Женька бросался бежать.
Я швырнул в него чернильницей и крикнул вдогонку:
— Я хулиган.
Больше меня… не перевоспитывали, не прорабатывали и не «песочили».
Как у Пушкина
В тетради Вити Кискина учительница написала: «Язык твоего изложения ужасный. Это издевательство над Пушкиным. Он вызвал бы тебя на дуэль за такой пересказ «Вещего Олега». Ставлю единицу, и перепиши изложение заново».
Вите стало досадно: изложение ему нравилось. Ведь учительница сама сказала — напишите своими словами, не списывайте все подряд. А единицу вкатила. Он подошел с тетрадкой к отцу, полный обиды.
— Чего это она вдруг?..
— Что? — оторвался от газеты Кискин-старший.
— Придирается — вот что. Велит переписать изложение.
— Ну и перепиши. — Отец снова уставился в газету.
— А я по-другому написать не могу. Здесь все, как у Пушкина: и князь Олег, и конь, а змея…
— Дай тетрадь. — Отец взял изложение, и вот что он прочитал.
Жил-был умный, крутой мужик — князь Олег. Однажды захотел он разобраться с этими придурками хазарами, потому что они первые лезли, ну совсем достали князя. Сел он на коня и поехал по полю со своими дружками, а навстречу ему топает старый старикан. Олег и говорит:
— Слыхал я, мужичок, что ты все знаешь да еще гадать насобачился. Вот и скажи всю правду — сколько мне жить осталось? Только не халтурь и не трухай, мужичок. В награду я тебе отстегну чего-нибудь.
Старикан был из храброго десятка.
— Чего мне, — отвечает, — тебя бояться. И не надо твоих подачек. Но знай, погибнешь ты не от стрелы и меча, в боях тебя не ранят. Короче — погибнешь ты от своего коня.
Князь хмыкнул:
— Ладно, кончай базар. У тебя, вижу, крыша поехала.
Но на всякий случай он все же слез с коня.
— Прощай, — говорит, — мой верный товарищ. Вот тебе «Сникерс», угощайся.
Затем передал коня слугам, велел хорошо кормить и, сев на другую лошадь, уехал вправлять мозги недоумкам хазарам.
Прошло несколько лет. Князь Олег разгромил кого надо и вернулся домой. Однажды после сытного обеда он спросил:
— Мужики, а где мой конь, мой верный товарищ?
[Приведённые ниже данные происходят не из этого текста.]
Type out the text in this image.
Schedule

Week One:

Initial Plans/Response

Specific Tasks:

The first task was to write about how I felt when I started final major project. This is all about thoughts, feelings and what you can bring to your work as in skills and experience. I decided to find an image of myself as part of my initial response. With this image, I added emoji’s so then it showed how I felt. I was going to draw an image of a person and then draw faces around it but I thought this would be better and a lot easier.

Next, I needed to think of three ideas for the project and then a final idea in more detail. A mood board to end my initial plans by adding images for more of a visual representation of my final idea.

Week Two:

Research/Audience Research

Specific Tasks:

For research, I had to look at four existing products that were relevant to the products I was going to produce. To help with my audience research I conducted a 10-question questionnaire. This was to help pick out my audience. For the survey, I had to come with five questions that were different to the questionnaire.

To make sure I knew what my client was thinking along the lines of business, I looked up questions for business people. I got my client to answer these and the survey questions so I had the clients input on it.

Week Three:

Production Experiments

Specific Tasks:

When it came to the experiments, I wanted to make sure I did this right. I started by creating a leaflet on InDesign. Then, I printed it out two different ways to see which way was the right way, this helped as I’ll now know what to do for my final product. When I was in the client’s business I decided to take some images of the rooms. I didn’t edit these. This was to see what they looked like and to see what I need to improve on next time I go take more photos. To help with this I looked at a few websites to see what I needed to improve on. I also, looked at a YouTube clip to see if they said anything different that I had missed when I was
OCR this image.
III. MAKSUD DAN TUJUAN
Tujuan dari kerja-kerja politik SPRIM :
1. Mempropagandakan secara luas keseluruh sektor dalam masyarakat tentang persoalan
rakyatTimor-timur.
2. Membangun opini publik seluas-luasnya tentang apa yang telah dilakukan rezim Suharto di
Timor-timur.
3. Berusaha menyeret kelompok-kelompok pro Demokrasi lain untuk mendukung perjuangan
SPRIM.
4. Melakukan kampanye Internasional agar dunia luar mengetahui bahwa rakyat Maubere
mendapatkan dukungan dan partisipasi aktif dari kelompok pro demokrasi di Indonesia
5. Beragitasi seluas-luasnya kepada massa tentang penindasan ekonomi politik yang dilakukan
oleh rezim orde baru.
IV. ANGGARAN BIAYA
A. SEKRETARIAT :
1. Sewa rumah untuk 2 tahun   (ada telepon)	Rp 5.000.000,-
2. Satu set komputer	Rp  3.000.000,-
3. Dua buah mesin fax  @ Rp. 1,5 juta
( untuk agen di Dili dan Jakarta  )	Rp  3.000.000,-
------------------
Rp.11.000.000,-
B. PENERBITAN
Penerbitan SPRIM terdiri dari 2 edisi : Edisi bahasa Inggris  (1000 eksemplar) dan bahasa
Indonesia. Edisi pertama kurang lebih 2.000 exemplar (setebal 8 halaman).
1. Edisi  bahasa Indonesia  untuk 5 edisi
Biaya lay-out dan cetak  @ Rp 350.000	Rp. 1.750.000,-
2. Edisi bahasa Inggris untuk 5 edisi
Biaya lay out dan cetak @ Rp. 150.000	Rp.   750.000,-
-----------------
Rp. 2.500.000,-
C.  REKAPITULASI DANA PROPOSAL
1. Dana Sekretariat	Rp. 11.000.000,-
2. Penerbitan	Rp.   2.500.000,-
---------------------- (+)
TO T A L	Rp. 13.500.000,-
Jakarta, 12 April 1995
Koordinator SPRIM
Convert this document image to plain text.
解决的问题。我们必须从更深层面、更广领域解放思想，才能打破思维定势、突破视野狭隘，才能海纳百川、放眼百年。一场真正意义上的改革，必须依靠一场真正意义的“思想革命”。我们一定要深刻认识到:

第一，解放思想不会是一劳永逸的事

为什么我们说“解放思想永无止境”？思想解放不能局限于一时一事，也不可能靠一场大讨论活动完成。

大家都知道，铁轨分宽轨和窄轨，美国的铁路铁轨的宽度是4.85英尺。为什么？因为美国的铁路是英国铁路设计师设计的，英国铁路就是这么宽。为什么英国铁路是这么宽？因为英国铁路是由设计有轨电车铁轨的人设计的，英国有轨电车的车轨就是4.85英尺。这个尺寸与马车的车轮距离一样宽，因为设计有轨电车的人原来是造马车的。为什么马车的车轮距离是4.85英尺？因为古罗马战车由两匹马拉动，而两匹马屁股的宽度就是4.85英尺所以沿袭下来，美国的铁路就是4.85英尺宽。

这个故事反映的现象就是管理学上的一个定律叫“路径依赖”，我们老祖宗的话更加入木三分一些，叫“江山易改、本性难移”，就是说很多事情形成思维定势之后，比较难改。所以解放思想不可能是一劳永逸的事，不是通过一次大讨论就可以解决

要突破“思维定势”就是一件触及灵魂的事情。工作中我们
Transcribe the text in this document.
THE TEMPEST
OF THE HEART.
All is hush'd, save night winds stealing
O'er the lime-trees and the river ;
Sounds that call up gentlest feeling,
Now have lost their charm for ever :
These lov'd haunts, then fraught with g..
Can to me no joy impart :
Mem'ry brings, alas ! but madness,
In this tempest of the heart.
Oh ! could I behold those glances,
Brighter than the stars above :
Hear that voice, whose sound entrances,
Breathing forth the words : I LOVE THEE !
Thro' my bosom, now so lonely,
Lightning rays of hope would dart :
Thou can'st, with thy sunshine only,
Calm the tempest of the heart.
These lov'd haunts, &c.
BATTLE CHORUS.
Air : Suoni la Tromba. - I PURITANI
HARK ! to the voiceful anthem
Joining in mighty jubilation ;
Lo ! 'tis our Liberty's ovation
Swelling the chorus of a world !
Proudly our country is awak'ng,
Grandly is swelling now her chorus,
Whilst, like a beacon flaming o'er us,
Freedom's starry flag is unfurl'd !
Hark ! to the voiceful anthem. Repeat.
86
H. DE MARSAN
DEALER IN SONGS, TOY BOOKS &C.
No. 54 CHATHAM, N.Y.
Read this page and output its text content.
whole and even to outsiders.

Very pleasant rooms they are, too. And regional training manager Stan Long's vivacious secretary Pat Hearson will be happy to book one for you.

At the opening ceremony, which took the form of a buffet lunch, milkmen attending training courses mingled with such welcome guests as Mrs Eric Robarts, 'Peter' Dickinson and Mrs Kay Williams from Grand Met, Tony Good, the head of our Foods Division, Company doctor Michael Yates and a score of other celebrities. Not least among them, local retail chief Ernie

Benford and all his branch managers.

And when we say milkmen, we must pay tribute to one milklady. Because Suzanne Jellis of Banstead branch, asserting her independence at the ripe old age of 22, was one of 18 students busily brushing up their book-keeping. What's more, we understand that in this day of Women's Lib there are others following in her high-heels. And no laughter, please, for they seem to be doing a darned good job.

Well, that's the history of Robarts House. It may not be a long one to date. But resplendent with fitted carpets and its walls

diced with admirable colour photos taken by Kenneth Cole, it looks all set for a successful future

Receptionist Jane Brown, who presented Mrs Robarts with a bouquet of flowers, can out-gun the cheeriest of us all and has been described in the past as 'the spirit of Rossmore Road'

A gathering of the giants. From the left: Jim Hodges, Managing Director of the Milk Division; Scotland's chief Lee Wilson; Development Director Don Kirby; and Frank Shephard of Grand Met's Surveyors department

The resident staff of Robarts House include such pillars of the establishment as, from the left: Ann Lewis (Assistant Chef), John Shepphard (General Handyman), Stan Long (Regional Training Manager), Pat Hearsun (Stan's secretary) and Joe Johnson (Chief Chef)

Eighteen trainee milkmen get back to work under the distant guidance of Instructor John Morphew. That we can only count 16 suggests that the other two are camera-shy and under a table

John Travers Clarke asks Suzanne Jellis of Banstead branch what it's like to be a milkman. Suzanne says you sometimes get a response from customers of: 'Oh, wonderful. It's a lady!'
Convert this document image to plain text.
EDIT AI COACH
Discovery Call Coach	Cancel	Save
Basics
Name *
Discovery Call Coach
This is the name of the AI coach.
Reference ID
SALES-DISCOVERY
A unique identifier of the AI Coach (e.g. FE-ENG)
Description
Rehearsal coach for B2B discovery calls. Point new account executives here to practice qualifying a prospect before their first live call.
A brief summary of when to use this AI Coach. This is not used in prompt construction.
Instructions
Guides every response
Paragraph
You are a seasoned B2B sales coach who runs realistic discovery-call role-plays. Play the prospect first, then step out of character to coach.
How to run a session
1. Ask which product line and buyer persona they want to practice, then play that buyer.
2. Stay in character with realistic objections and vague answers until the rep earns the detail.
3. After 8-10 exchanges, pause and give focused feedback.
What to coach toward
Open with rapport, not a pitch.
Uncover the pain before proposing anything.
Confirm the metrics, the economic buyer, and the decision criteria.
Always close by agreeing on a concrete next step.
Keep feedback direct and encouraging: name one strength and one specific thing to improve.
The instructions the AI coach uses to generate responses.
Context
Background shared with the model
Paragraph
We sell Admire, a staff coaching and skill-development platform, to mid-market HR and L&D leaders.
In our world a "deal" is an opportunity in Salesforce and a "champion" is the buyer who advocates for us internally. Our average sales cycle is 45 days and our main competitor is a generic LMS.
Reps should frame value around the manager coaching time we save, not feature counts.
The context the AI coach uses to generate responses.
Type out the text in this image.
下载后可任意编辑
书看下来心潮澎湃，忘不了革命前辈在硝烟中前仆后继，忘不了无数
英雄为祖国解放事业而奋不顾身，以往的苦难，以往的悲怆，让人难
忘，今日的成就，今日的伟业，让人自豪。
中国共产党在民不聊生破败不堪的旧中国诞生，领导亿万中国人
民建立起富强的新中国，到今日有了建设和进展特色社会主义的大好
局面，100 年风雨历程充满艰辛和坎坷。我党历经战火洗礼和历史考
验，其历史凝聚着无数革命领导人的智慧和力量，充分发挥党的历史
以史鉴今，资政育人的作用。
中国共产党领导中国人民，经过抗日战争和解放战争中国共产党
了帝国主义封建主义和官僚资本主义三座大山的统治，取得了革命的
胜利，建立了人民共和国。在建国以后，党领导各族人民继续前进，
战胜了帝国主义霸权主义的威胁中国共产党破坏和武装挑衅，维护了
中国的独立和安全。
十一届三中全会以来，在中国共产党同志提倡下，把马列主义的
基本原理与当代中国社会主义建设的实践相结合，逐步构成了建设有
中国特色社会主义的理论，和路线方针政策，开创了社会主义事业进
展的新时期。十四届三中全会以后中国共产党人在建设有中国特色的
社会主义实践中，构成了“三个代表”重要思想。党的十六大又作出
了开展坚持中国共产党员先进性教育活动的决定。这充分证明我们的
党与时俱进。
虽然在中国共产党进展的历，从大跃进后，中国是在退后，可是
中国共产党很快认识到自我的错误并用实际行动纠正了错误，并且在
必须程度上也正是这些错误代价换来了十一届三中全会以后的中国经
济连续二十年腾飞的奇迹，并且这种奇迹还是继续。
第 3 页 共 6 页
И ответили ему: тот коняга давно уже отбросил копыта. Захотел тогда Олег увидеть кости коня. Слуги привели князя к берегу реки, и увидел он промытый дождями лошадиный скелет. Олег наступил на череп, усмехнулся:
— Во дела!.. Наболтал старикан, будто я дам дуба от коня своего. Навешал лапшу на уши. А я, лопух, поверил.
В это время вылезла из черепа гадюка и куснула князя в коленку. Он ойкнул и тоже отбросил копыта.
— Да-а, — протянул Кискин-старший, пробежав глазами по отзыву учительницы. — Я, между прочим, в твоем возрасте получал отметки повыше.
— Намного? — со скукой в лице спросил Кискин-младший.
— Раза в два.
— В два?.. — ехидно улыбнулся Витька.
— То есть… — Отец кашлянул. — Я выразился не в прямом смысле, а обобщенно. По крайней мере я не стал бы в изложении употреблять ваши тусовочные словечки. К Пушкину надо относиться с уважением.
И тут замечательная мысль появилась в голове Кискина-младшего.
— Пап, — сказал он, — выручай. Напиши изложение за меня. Ты ведь вон какой умный — в институте работаешь, газеты читаешь. Ну что тебе стоит? Одной левой сможешь. Раз — и готово.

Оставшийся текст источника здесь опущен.